Un tweet et des photos partagés des milliers de fois
Mais depuis trois jours, une femme fait l’objet de harcèlement, de menaces et insultes en tous genres, par internet et même par téléphone, après qu’un internaute a annoncé sur Twitter, qu’elle était l’opératrice qui a reçu l’appel de Naomi. L’homme a ajouté des photos de cette femme à son tweet, d’elle, ses enfants et sa famille.
Un tweet qui a déjà été retweeté (partagé) plus de 6000 fois. Ces informations ont également été diffusées sur Facebook et les autres réseaux sociaux.
Aucun lien avec l’affaire Naomi
Selon nos informations, cette femme, Céline F., n’a rien à voir avec l’affaire Naomi. Employée par le SAMU 67, en tant qu’Assistante de Régulation Médicale, elle ne travaillait pas ce 29 décembre.
« Nous sommes effrayés que de tels propos puissent être diffusés, tout comme des photos de notre famille » nous explique son compagnon, ajoutant qu’il « s’agit d’un déversement de haine abjecte ».
La famille a déposé plainte suite à ces faits.
Deux autres femmes visées par le même internaute, à tort
Le même utilisateur de Twitter a également diffusé l’identité d’une autre femme, elle aussi Assistante de Régulation Médicale au SAMU 67. Elle non plus ne travaillait pas le jour du drame, ce 29 décembre.
Mais depuis la parution de ce tweet partagé plus de 3000 fois, avec son identité, Sylvie L. reçoit des menaces. « Je crains pour mes proches, je me sens en danger » nous a-t-elle dit ce samedi.

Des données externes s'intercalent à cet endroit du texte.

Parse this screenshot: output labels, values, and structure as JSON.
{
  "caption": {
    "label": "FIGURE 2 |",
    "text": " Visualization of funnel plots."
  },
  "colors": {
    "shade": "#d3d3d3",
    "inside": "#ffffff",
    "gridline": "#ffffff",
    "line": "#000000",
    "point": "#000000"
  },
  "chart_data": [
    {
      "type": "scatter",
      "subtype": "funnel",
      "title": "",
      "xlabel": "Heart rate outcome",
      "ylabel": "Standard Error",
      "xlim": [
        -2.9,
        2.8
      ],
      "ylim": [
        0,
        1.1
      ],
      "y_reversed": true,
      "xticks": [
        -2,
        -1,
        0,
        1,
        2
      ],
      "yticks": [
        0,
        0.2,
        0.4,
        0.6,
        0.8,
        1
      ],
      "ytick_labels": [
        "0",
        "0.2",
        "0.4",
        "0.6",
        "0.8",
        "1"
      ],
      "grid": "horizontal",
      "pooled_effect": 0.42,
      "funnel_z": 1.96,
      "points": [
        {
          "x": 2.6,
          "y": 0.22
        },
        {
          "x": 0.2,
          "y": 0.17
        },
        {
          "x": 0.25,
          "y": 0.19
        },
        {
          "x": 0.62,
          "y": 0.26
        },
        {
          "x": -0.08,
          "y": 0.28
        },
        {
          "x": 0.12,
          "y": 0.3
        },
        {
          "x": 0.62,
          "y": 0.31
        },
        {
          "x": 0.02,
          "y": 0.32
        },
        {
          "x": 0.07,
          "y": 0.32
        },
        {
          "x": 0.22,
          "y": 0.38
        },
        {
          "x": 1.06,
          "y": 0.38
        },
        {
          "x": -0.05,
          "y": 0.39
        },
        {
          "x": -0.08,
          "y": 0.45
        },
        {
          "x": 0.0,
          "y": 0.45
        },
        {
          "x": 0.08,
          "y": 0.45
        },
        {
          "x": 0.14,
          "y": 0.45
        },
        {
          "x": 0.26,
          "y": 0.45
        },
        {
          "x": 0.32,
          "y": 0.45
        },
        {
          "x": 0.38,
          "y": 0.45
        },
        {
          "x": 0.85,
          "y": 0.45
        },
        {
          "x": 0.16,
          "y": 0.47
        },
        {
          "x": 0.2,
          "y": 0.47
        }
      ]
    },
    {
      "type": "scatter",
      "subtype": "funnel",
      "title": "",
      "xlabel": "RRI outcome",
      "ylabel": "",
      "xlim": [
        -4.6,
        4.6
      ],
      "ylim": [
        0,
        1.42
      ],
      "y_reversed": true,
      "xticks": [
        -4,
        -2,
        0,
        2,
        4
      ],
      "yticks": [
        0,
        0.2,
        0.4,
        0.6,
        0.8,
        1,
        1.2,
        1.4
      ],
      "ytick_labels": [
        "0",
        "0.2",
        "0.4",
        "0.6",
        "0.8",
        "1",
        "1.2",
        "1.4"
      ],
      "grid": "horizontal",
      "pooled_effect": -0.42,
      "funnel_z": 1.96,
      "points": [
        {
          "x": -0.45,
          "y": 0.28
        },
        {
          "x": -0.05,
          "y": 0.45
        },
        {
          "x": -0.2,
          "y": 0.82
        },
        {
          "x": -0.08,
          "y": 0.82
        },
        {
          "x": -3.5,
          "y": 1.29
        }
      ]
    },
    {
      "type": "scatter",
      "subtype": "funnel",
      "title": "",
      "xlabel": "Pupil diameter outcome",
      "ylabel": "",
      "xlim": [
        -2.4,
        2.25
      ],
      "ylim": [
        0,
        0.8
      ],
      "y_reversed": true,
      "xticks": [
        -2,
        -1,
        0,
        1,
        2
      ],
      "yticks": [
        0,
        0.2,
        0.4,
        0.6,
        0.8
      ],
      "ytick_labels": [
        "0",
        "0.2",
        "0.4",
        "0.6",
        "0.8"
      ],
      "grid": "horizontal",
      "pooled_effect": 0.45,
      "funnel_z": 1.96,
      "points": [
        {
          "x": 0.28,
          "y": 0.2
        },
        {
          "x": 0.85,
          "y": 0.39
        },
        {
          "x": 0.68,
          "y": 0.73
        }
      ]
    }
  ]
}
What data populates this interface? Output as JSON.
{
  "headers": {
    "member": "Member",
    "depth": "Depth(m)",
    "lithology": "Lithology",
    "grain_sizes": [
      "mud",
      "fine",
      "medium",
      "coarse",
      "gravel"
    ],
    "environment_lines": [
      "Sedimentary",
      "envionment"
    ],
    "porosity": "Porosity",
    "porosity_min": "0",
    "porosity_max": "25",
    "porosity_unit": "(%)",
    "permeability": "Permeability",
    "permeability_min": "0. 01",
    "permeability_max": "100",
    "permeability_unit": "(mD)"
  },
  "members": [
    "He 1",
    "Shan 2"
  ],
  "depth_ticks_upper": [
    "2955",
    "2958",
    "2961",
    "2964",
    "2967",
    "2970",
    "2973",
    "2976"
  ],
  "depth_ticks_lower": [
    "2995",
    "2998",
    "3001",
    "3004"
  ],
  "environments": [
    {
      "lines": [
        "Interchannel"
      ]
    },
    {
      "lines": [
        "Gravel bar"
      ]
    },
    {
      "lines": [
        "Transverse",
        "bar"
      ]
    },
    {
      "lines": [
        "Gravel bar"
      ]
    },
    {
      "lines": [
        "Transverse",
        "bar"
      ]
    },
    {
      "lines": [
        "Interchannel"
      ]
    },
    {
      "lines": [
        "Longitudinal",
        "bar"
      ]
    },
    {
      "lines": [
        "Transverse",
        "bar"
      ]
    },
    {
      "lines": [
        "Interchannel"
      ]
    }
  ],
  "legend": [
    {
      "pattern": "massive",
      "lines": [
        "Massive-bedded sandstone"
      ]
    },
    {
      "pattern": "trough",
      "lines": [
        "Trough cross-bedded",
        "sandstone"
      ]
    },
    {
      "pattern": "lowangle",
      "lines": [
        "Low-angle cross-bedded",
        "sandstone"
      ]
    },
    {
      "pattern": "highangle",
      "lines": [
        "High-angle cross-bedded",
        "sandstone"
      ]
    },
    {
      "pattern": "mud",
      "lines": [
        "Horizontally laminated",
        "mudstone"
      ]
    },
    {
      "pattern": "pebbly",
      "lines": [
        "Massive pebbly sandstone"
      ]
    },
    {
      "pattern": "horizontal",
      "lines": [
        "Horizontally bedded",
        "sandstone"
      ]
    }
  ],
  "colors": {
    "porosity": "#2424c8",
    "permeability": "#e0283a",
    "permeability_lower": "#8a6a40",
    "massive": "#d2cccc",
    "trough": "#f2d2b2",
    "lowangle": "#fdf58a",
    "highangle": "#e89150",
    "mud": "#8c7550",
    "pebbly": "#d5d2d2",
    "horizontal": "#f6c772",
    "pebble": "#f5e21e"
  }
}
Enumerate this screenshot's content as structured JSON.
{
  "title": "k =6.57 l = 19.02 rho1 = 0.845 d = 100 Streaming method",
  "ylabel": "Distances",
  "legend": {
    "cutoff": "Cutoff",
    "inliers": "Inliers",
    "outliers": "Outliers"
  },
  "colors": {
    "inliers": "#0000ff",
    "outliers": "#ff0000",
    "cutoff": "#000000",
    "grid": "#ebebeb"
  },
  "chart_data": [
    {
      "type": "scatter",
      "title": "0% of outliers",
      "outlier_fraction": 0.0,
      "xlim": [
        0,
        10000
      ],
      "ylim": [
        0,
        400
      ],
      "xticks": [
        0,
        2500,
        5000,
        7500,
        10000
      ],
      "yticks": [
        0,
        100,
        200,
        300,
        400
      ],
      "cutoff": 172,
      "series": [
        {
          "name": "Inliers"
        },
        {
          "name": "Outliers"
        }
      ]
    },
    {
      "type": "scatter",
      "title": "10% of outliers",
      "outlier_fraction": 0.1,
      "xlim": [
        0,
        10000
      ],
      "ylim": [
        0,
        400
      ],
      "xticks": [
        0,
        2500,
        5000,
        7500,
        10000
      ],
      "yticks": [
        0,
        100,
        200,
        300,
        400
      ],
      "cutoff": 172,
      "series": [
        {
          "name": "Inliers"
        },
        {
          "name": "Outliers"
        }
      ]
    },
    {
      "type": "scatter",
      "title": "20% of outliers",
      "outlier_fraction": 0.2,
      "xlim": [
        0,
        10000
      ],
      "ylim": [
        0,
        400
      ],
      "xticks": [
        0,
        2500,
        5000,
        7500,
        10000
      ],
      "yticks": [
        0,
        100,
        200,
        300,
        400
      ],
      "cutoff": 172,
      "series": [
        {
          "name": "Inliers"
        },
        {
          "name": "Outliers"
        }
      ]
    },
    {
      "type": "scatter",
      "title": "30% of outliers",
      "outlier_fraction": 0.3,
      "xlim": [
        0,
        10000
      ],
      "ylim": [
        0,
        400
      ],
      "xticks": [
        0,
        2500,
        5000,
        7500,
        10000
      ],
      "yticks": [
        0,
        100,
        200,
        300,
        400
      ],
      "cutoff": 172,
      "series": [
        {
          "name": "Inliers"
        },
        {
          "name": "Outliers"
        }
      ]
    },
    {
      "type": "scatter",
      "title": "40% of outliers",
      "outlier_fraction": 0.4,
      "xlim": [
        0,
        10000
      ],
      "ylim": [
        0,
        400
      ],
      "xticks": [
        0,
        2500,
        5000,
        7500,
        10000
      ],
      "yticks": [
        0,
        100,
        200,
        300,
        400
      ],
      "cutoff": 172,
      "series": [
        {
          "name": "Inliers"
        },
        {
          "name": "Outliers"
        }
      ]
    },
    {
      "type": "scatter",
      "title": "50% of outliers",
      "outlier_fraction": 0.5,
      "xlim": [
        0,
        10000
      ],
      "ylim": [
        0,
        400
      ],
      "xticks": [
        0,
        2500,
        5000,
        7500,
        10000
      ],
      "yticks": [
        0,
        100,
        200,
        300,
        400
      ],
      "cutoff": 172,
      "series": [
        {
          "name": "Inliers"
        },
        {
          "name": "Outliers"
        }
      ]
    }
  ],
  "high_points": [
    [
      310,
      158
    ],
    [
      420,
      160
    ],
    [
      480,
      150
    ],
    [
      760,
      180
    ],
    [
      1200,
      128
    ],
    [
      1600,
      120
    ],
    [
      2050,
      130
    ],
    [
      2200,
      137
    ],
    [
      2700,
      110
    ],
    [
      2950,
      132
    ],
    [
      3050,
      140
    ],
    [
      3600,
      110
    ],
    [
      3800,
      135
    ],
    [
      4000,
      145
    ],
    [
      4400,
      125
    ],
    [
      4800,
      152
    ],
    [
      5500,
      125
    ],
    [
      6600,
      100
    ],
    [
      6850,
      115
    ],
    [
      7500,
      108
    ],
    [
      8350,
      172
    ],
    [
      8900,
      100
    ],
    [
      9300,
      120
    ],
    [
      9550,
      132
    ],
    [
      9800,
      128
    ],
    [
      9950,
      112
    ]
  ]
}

A noter que les photos sur ce tweet ne sont pas celles de Sylvie L, mais celle d’une autre femme. Ces deux femmes visées par ce tweet ont elles aussi déposé plainte.

Des appels de menaces au 15
Depuis la révélation de cette affaire, le SAMU de Strasbourg reçoit également de nombreux appels de menaces et insultes au numéro d’urgence (15), tout comme d’autres employés, pour certains « traqués » sur les réseaux sociaux, comme nous l’évoquons ici.
L’opératrice en cause dans cette affaire a quant à elle été suspendue de ses fonctions. Une enquête judiciaire est en cours, tout comme une enquête interne de l’Igas.